UgpB, a periplasmic component of the UgpABCE ATP-binding cassette transporter, predominantly follows the Sec translocation pathway

•Signal peptide (SP) of UgpB proteins determines the selection of translocation pathway.•Twin arginine motif, SP hydrophobicity and SP length are key selecting factors.•In different organisms, UgpB protein follows different translocation pathway.•In most of the organisms, UgpB protein follows Sec pathway for its translocation.
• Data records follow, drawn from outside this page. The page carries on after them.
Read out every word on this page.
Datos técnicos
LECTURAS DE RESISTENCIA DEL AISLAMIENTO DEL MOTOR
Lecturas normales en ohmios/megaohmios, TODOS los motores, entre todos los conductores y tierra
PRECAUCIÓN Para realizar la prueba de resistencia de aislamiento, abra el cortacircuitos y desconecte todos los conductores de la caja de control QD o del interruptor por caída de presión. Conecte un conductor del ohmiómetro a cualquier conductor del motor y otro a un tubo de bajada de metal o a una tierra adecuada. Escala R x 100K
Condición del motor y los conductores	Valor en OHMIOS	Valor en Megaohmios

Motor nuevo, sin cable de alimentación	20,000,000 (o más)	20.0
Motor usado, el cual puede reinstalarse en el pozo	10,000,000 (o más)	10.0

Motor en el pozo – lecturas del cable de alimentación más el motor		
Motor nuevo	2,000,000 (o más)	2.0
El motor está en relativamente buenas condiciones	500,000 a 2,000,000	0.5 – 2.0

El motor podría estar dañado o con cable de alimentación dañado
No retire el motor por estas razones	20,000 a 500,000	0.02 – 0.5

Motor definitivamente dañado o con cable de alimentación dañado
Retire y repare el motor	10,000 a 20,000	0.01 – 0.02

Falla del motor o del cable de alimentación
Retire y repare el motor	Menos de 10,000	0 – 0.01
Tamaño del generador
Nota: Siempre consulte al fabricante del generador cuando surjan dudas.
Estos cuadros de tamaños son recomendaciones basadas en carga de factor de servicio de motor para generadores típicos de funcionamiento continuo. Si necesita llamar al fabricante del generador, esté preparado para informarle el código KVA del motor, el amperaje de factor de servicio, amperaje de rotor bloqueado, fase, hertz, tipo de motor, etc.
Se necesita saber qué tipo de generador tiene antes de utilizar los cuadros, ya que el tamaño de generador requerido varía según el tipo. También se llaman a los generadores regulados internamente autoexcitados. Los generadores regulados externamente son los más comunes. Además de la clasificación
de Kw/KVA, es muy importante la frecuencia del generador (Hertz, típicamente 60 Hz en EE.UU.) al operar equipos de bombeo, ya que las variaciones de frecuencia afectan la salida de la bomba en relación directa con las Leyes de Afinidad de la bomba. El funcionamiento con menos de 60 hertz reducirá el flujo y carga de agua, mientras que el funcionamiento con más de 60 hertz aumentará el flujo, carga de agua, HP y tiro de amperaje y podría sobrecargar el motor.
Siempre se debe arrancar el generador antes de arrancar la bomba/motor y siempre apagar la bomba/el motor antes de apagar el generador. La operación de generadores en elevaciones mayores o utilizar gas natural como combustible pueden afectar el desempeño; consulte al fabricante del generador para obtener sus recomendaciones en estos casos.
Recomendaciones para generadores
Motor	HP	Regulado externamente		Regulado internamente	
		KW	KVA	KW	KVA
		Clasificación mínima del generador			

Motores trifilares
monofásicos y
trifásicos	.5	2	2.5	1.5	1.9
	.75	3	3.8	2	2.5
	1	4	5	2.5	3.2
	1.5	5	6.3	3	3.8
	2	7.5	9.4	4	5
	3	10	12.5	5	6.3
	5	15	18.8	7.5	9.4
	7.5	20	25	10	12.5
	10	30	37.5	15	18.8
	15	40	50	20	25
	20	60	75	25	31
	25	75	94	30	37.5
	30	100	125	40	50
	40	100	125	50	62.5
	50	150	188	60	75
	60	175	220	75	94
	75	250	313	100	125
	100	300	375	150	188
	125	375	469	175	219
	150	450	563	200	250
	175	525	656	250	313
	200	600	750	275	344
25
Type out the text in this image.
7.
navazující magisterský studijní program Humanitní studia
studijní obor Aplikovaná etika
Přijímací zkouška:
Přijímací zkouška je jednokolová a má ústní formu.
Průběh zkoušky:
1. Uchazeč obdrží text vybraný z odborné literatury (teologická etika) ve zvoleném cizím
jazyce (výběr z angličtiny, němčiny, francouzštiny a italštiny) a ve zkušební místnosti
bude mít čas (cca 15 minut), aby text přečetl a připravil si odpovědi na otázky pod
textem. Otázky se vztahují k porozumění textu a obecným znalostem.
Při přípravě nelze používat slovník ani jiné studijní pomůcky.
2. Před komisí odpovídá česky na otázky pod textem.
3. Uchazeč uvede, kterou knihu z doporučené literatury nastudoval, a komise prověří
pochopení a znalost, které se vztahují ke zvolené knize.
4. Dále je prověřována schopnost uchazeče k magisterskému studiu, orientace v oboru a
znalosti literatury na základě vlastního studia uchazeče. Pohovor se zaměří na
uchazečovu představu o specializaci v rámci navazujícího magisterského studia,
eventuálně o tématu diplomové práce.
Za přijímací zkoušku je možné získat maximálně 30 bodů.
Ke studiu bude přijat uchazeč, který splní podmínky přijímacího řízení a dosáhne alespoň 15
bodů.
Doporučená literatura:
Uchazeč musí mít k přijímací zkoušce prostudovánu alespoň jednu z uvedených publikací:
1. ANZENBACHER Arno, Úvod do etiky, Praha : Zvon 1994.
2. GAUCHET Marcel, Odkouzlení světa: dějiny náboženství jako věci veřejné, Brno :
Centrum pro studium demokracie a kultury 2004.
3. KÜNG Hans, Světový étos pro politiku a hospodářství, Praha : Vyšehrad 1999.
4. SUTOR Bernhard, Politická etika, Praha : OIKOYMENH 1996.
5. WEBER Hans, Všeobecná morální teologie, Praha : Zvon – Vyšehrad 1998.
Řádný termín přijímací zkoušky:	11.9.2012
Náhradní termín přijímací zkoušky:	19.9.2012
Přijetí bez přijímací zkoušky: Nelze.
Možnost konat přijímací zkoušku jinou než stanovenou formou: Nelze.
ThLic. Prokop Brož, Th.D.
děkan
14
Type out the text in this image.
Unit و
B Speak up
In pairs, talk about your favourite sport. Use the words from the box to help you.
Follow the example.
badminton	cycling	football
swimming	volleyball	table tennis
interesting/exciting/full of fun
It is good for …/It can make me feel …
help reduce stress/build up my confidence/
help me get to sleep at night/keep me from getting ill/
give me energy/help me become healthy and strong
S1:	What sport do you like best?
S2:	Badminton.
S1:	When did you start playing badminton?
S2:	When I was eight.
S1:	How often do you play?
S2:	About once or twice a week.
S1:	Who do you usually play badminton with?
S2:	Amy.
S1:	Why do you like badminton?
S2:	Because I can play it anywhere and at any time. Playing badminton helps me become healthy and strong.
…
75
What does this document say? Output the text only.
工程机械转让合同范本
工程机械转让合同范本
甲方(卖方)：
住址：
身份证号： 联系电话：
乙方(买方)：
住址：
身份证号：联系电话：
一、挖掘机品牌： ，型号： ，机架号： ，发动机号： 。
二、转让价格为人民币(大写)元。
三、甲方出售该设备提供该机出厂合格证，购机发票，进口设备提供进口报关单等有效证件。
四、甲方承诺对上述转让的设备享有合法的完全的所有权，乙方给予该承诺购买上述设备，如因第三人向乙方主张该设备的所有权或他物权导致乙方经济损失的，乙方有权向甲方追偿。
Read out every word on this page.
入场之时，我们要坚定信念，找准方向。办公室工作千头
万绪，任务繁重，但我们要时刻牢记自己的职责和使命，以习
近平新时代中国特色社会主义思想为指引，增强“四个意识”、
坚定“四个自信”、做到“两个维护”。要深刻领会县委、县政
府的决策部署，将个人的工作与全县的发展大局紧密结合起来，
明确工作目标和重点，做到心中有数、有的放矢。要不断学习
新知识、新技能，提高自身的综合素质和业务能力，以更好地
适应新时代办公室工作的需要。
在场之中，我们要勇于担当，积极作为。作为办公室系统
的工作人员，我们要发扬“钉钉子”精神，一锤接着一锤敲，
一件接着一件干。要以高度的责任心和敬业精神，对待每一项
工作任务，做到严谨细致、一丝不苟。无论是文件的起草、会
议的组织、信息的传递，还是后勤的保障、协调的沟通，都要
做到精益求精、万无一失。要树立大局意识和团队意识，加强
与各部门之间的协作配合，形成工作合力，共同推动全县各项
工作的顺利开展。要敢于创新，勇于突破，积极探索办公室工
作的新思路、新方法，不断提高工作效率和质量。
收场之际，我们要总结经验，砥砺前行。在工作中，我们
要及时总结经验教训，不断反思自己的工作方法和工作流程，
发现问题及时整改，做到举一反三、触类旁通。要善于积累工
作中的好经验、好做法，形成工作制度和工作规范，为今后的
Microorganisms secrete proteins to carry out different types of biological functions including biogenesis of flagella or pili, sequestration of nutrients, pathogenicity, etc. Translocation of these proteins across the plasma membrane to the periplasm or external environment takes place via two main pathways viz. Sec (secretory) and Tat (twin arginine translocation). Sec pathway translocates proteins in their unfolded state, whereas, Tat pathway favors the translocation of folded proteins. However, the selection of a particular translocation pathway must be accomplished during or immediately after the completion of protein biosynthesis. This suggests that the primary structure of proteins itself must have some specific signatures for Sec- and Tat-mediated translocation. To identify and further verify the signature motifs and properties of proteins translocated through Sec and Tat pathways, we took up a case study of periplasmic UgpB protein. UgpB is a periplasmic solute (or substrate) binding protein of UgpABCE ATP-binding cassette (ABC) transporter, which mediates the sequestration of either sn-glycerol-3-phosphate (G3P) or glycerophosphocholine (GPC) molecules in the periplasmic space. Recently, UgpB protein from Mycobacterium tuberculosis (MtUgpB) was reported to follow the Tat pathway for its translocation to the periplasm during its pathogenesis; hence it has been proposed as a promising candidate for drug target. Thus, in this study, we attempted to identify the translocation pathway for all UgpB proteins from different organisms available in protein databases. Our computational analysis of these proteins reveals that most of the UgpB proteins follow Sec pathway rather than Tat pathway, unlike MtUgpB. Moreover, this study reveals that the selection of pathway by UgpB proteins mainly depends on the characteristics of signal peptide. In addition, it suggests that the selection of the translocation pathway can also be influenced by the environment in which the organism thrives.